Marc Jones, former Wrexham councillor and a supporter of the Welsh Healthcare Alliance, a group fighting the centralisation of health care, said the protest was not just about the future of neonatal care, but was about the “whole shebang” including the controversial closure of Flint Hospital’s inpatient beds and minor injuries unit.
He said: “Now is the time for Lesley to show some leadership and step up. Lots of organisations have come out against these proposals.”
Yesterday, the Royal College of Midwives, the Royal College of Nursing and the British Medical Association came together to make an unprecedented call for a rethink on the plans.
Helen Rogers, director of the Royal College of Midwives said: “We are concerned about the impact on women in labour who might have to be transferred, the psychological impact, the impact on breast feeding, the possible impact on postnatal depression, the impact of women being separated from their partners by distance.
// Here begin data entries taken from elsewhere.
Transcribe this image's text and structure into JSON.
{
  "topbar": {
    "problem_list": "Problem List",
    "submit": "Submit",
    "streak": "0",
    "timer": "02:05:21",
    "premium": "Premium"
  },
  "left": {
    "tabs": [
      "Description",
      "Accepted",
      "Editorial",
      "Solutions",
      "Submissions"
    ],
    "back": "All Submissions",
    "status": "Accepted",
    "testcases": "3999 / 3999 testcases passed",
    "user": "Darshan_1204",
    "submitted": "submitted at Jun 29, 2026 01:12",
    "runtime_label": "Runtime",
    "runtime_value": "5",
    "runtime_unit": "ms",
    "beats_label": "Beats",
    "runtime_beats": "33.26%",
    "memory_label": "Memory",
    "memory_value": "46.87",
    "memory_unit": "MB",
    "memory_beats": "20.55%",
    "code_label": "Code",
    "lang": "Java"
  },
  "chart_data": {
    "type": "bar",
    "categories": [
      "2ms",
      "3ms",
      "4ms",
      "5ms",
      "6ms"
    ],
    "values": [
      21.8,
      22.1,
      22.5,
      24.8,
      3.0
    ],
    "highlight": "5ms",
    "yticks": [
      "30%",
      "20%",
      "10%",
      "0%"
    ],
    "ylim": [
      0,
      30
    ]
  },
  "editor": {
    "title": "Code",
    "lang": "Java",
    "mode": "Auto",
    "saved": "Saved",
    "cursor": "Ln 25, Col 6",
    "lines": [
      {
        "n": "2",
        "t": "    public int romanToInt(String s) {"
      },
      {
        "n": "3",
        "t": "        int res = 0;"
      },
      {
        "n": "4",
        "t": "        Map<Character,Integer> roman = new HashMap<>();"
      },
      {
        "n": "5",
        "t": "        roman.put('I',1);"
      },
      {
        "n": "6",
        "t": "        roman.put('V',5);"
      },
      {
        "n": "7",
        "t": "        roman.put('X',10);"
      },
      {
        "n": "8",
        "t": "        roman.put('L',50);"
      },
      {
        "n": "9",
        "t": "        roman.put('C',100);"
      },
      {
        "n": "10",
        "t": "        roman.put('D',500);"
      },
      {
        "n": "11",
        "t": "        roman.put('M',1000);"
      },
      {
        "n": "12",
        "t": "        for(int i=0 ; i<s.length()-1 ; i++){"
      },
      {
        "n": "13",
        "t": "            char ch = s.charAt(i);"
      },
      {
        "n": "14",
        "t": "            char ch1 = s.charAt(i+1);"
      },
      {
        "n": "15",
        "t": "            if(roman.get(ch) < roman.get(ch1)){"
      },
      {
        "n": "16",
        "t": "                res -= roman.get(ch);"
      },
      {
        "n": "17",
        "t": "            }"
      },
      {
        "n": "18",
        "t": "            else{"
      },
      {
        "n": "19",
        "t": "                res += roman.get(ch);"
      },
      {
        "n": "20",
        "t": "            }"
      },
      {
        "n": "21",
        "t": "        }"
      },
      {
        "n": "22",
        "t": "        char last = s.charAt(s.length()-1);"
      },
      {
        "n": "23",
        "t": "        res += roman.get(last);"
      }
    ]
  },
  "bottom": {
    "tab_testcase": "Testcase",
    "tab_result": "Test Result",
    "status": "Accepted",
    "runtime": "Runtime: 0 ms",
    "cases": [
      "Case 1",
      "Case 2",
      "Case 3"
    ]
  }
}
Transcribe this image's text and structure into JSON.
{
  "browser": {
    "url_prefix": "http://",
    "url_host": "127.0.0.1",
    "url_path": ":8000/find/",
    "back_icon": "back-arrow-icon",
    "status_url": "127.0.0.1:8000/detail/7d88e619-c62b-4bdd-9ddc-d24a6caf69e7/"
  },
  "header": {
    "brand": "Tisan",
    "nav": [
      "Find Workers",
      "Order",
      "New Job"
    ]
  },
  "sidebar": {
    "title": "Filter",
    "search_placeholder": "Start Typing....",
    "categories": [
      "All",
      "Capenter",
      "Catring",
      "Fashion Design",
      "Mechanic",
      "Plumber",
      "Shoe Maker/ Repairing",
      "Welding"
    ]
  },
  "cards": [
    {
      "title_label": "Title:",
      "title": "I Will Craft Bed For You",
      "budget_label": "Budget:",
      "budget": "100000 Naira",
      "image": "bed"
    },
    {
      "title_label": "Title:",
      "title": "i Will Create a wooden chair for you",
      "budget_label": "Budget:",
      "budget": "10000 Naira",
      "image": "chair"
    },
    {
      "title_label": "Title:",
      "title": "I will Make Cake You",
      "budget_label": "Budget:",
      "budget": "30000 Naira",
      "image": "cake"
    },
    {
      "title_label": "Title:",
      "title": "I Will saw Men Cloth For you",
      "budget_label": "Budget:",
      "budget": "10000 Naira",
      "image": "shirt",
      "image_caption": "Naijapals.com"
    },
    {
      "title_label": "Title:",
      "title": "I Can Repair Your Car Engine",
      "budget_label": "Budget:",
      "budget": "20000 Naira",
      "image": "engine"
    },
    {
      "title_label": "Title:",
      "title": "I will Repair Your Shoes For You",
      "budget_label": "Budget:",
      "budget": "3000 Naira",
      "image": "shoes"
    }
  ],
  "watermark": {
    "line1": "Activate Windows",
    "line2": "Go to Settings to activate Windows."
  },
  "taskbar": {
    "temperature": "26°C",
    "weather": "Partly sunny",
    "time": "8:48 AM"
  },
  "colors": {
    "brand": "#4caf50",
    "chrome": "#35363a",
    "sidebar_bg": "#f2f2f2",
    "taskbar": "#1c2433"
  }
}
“We are calling on the health board to just stop this and rethink the situation and to look at building the service in North Wales instead of starting to pull it apart.”
Ms Rogers added the three organisations were also prepared to appeal to Welsh ministers directly to review the decision.
A Welsh Government spokesman reiterated the only statutory provision for referrals lay with the Community Health Council, and that referrals would only be made to Lesley Griffiths AM as a last resort.
The protest will take place on Friday, February 8, outside Vernon House in Wrexham.